Premium builds on the Select package and includes Active Terrain Adjustment and the Premium 3.0 Activation with AutoTrac RowSense, Section Control and In-Field Data Sharing.
Ultimate includes everything in the first two levels and adds Automation 3.0 Activation with Generation 4 Machine Sync and the Combine Advisor Technology Package with ActiveVision Camera technology and Auto Maintain.
All X Series Combines can connect to the John Deere Operations Center.
The machines also feature an all-new X Series Cab with more storage space, USB ports and better connectivity. It's more like an automotive experience.
New drapers, corn heads, belt pickup
To go along with the expanded combine lineup, John Deere has updated its entire header lineup for combines to include the HDR Rigid Cutter Bar Drapers, RDF HydraFlex Drapers, CR and CF Corn heads and a BP15 Belt Pickup. All are compatible with the new X Series and most S and T Series combines.
The HDR Rigid Cutterbar Drapers are designed for small grains, oilseed and soybean growers. The work across various crops, changing conditions, and uneven or rolling terrain. Badding says the HDR has hinged frame that follows the terrain with twice the wing range of competitive models.

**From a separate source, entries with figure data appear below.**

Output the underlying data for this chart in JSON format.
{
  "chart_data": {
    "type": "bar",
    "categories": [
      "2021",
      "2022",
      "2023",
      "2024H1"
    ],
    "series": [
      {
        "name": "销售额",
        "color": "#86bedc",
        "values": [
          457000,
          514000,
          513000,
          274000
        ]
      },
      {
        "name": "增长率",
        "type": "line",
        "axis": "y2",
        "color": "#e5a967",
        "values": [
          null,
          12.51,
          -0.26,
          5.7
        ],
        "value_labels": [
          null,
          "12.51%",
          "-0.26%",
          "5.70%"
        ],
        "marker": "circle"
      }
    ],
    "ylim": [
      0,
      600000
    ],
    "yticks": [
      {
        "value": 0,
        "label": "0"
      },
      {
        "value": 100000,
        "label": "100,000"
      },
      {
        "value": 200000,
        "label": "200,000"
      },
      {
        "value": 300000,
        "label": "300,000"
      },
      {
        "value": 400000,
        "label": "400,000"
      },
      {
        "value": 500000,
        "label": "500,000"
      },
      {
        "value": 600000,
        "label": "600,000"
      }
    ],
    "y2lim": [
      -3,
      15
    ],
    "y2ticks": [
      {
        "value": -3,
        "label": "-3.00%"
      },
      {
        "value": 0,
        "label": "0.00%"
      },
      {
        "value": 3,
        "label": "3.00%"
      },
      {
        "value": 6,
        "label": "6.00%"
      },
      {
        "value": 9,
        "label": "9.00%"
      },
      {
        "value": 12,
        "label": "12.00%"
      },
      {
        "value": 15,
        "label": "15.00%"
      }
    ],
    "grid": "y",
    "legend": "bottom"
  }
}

HDR Drapers are available in cutting widths from 35 to 50 feet. Badding notes an upgrade from a 45- to a 50-foot header can boost harvest by 33 acres per day.
The RDF HydraFlex Drapers are build on technology of the existing 700FD while providing new features to reduce grain loss. The new drapers are compatible with the X Series, S Series and T Series combines, and work with S and T models dating back to 2012. All RDF HydraFlex drapers feature a new Two-Speed Center Feed Section that lets operators slow down the feed drum and center feed belt by 20% compared to the 700FD. This can reduce free grain loss. An optional cleated center belt is available to feed higher-volume crops like canola into the feed drum.

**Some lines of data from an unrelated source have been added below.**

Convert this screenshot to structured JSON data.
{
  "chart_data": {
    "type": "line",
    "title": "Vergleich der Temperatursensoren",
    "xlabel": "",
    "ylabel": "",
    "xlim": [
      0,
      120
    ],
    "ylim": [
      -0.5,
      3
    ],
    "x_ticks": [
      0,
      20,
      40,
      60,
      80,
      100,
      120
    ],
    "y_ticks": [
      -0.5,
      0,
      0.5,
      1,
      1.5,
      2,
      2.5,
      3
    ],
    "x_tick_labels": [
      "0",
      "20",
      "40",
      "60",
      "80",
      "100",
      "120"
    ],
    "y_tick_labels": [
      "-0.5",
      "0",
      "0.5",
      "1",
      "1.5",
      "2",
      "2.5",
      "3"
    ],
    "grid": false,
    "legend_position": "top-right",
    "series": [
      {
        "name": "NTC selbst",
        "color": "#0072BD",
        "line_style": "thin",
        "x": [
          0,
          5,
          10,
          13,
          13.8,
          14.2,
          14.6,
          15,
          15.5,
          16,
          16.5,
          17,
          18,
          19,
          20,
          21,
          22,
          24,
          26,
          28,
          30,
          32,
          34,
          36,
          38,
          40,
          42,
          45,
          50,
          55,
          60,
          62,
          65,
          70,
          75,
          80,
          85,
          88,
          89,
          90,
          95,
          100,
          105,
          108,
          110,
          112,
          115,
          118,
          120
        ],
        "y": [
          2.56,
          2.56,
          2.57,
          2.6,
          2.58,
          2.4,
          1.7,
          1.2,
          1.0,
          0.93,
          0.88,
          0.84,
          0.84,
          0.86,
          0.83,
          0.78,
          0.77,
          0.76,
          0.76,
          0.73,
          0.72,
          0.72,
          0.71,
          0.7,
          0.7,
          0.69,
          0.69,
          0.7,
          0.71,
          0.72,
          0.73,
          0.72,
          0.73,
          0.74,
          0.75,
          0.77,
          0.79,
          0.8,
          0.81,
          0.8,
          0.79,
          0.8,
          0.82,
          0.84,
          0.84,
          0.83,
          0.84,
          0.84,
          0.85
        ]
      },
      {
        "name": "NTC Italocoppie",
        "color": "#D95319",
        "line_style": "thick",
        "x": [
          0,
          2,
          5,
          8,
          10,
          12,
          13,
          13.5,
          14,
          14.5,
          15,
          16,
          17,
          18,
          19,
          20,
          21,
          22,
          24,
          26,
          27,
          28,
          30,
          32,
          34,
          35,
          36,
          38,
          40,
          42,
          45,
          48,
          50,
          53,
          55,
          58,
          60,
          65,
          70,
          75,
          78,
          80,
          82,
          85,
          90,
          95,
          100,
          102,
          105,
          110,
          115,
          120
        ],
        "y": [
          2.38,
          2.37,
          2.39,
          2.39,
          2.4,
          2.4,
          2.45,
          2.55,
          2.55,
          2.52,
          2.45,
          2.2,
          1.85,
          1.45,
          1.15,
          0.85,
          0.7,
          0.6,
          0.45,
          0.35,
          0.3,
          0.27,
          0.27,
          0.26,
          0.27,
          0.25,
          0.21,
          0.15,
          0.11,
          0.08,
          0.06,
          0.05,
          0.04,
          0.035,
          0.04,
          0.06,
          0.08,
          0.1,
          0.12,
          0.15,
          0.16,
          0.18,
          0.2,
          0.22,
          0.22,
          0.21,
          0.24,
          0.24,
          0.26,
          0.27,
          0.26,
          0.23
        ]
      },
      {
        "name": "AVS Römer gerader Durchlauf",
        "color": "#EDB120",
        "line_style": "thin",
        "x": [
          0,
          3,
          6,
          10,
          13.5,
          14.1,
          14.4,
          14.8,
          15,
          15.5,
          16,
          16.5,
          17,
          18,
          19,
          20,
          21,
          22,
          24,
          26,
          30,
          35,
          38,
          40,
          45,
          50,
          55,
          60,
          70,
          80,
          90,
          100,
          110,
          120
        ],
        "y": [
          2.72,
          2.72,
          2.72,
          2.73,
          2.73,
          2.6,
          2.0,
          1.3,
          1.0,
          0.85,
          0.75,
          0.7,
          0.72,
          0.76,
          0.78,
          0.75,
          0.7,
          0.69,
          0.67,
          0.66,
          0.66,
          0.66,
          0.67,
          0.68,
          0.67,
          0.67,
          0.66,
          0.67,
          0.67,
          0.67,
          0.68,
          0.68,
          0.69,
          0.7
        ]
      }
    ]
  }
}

BELT PICKUP: The new BP15 belt pickup brings along added capacity to match the new X Series machines, but it will work on S and T series machines too.
The CR Rigid Corn Heads feature a 19-inch cross auger and rolled auger floor to improve handling. "The higher torque of the large auger ensures the corn head is not the limiting factor so farmers can realize the true bushels per hour potential of the combine," Badding says.
CR Rigid Corn Heads can be equipped from the factory with Active End Fenders that pull more stalks into the head as the combine moves through the field. Another new feature of these heads is the factory-installed Stalk Deflectors that press standing corn stalks to the ground and fracture them at the base as the head passes over them. These deflectors reduce tire or track wear caused by standing corn stalks and help preserve the trade-in value of the combine and other equipment moving in and out of fields.
CF Folding Corn Heads include all the features of CR Rigid Corn Heads but feature a low-profile folding frame. There 12-, 16- and 18-row CF Folding Corn Heads available for X Series combines and 12-row heads for S Series machines.
John Deere is also offering the BP15 Belt Pickup for small grains and oilseed growers who need to harvest more acres per hour with an X Series, S Series or T Series Combine. Badding says that compared to the 615P, the new pickup has a wider feederhouse opening with adjustable feed auger flighting and tines that allow the belt pickup to harvest more acres per hour.
Each of the new drapers, corn heads and the belt pickup come with a header control unit (HCU) that communicates seamlessly with the combine. The HCU saves head-specific factory calibration settings and collects and sends header-width information to the combine for accurate yield mapping.